Note that the GELU activation function used here is also used in well-known natural languages processing models such as GPT and BERT; like Dropout, we make the model robust by randomly multiplying some activations by 0.

This is the architecture of Mixer. You can see that all the operations are completed with very basic operations such as matrix product and transpose.

experiment

In our experiments, we perform pre-training on a large dataset and then fine-tuning on a small dataset (downstream task) as in the conventional method. We have the following three objectives.

1. accuracy in downstream tasks
2. the computational cost of pre-training
3. throughput during inference

Note that the goal of this paper is not to achieve SoTA, but to show that MLP-based models have the potential to match and exceed today's CNNs and Transformers.

downstream task

・ImageNet
・CIFAR-10/100
・Oxford-IIIT Pets
・Oxford Flowers-102
・Visual Task Adaptation Benchmark

prior learning data

・ImageNet-21k
・ImageNet-21k
・JFT-300M

Mixer model details

result

Pre-training with ImageNet-21k achieves the same level of accuracy as Visual Transformer and BiT, while at the same time keeping the computational cost low.
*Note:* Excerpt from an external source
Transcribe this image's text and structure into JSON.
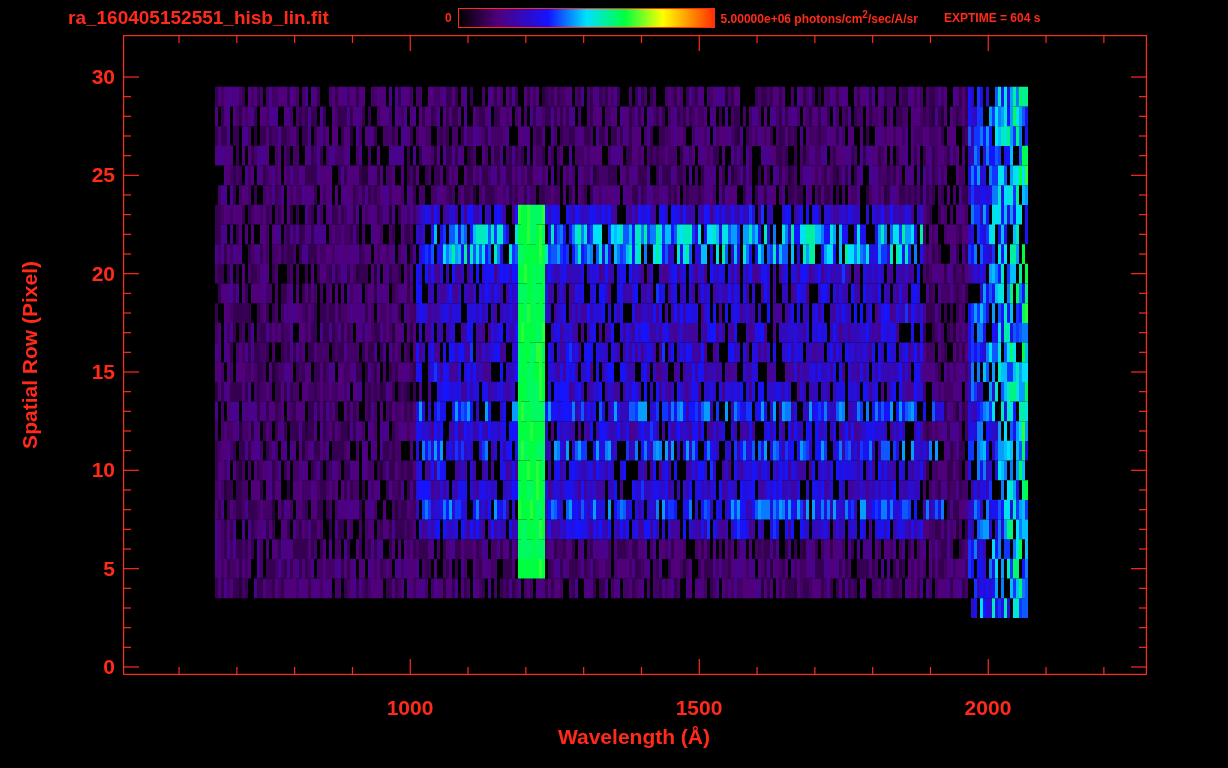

Moreover, as shown in the figure above, MLP-Mixer improves the accuracy of image classification as the dataset size increases, and the degree of improvement is larger than other models. When we increase the dataset size to 300M, the accuracy is higher than BiT and faster.

The above figure also shows the performance of the trade-off between accuracy and computational cost, and it can be seen that Mixer is on the Pareto Frontier with other SoTA models when the trade-off between accuracy and computational cost is taken into account, although its accuracy alone is slightly lower than SoTA.

summary

Although Mixer is a very simple architecture consisting of two MLP layers, it achieves image classification performance comparable to the SoTA model while keeping the computational cost low. If the research is developed based on this paper, it may soon surpass CNN and Transformer in both classification accuracy and computational cost.